Around 1790 the Gaelic poet Duncan Ban MacIntyre wrote his Oran nam Balgairean (Song of the foxes):
“My blessing be upon the foxes, for they hunt the sheep-
The sheep with their brockle faces that have made confusion in all the world,
Turning our country to desert and putting up the rents of our land……..
The cubs, if they had what I wish them,
Short lives were not their care.
Good luck to them, say I, and may they never die but of old age.”
Needless to say his words would be unwelcome in modern day Scotland where sheep farming is a way of life for many. However, the “sheep-wrecked” hillsides are still with us, as are the foxes and in much greater numbers than in MacIntyre’s day, despite the relentless persecution of foxes by an army of gamekeepers and landowners. So much so, that a person is more likely to meet a fox in suburbia than in the countryside. Indeed many urban foxes are actively fed by their human admirers.

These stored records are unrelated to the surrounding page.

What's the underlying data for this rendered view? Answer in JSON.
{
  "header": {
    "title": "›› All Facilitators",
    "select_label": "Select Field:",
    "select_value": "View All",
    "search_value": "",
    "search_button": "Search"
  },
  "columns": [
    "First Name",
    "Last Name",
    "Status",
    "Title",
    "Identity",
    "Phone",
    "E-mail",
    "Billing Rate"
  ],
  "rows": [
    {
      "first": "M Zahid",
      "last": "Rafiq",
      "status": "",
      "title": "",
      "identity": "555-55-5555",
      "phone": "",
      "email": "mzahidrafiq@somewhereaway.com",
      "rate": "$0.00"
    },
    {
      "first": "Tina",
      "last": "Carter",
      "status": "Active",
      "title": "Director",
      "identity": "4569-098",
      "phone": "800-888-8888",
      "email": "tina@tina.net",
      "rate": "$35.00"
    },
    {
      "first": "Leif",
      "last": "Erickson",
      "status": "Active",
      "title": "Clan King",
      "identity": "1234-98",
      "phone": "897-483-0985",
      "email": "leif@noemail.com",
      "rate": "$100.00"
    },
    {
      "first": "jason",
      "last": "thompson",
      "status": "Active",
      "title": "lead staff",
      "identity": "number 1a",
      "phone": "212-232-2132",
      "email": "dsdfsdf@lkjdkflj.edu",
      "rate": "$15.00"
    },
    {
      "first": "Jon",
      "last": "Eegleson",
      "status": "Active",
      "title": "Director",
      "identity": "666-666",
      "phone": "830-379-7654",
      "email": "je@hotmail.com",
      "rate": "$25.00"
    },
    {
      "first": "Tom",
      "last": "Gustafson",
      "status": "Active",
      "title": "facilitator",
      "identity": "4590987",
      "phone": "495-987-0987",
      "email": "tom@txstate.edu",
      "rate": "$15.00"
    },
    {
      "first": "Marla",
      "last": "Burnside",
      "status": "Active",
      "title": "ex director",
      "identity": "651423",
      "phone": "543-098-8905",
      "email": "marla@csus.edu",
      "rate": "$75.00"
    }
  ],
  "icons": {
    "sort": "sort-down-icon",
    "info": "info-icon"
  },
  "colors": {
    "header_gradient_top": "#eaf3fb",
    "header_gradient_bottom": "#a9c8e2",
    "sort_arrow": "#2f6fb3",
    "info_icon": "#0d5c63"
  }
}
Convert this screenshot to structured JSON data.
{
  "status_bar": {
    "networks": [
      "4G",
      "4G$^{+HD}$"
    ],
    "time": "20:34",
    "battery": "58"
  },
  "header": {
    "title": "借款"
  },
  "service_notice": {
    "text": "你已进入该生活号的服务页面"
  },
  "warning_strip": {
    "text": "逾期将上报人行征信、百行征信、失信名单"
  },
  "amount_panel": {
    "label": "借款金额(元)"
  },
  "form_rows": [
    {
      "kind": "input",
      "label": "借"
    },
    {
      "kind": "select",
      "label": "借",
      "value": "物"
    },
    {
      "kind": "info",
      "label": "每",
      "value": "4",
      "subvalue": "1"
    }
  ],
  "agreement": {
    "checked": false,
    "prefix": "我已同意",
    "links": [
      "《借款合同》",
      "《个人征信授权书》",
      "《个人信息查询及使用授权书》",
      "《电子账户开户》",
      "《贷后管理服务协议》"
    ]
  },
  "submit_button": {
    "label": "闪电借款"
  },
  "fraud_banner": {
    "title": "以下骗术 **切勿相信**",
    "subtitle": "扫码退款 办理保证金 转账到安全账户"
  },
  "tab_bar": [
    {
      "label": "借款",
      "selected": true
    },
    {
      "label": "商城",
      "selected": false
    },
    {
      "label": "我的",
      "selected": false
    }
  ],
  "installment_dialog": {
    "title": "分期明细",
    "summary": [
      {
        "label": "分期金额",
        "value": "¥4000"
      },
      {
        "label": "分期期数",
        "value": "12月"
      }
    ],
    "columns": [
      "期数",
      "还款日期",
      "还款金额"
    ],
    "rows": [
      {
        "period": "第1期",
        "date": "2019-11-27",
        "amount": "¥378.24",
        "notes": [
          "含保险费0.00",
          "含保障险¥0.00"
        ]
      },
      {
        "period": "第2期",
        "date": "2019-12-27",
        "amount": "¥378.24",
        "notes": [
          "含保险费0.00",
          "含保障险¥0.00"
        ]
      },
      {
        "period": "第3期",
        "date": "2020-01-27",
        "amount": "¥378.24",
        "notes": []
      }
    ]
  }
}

The January to March mating period is when foxes are most vocal. This is when the triple bark of the dog fox and the cry of the vixen can be heard after dusk. The cubs, usually 4 to 6, are born 51 or 52 days later, usually in an underground fox earth. The vixen will dig out several of these den sites before choosing one and will readily move the cubs to a safe den if she is disturbed. May is generally a good month to view fox cubs sitting out at the den entrance. Any time of day is good although early evenings are usually best.
Foxes are unequivocally the forester’s friend, as they predate heavily upon field voles and rabbits, both of which are responsible for ring barking and killing thousands of trees a year at great financial cost. Northern and upland hill foxes tend to be larger and heavier than urban foxes, with the larger body mass retaining heat better.
The management of fox populations is an emotive subject for many people, with even the RSPB recently coming under heavy criticism for carrying out fox control to protect breeding bird population such as curlew.
The fox has no natural predators in Britain, although there are increasing calls for Scotland to join the ranks of many other European countries and reintroduce the Lynx to help restore ecological equilibrium to our much denuded forests. This once native cat has been found to reduce fox populations by up to 50% in some areas of Europe.
Few animals have shown more capacity for resilience and adaptation than the fox. Perhaps that alone is worthy of our respect.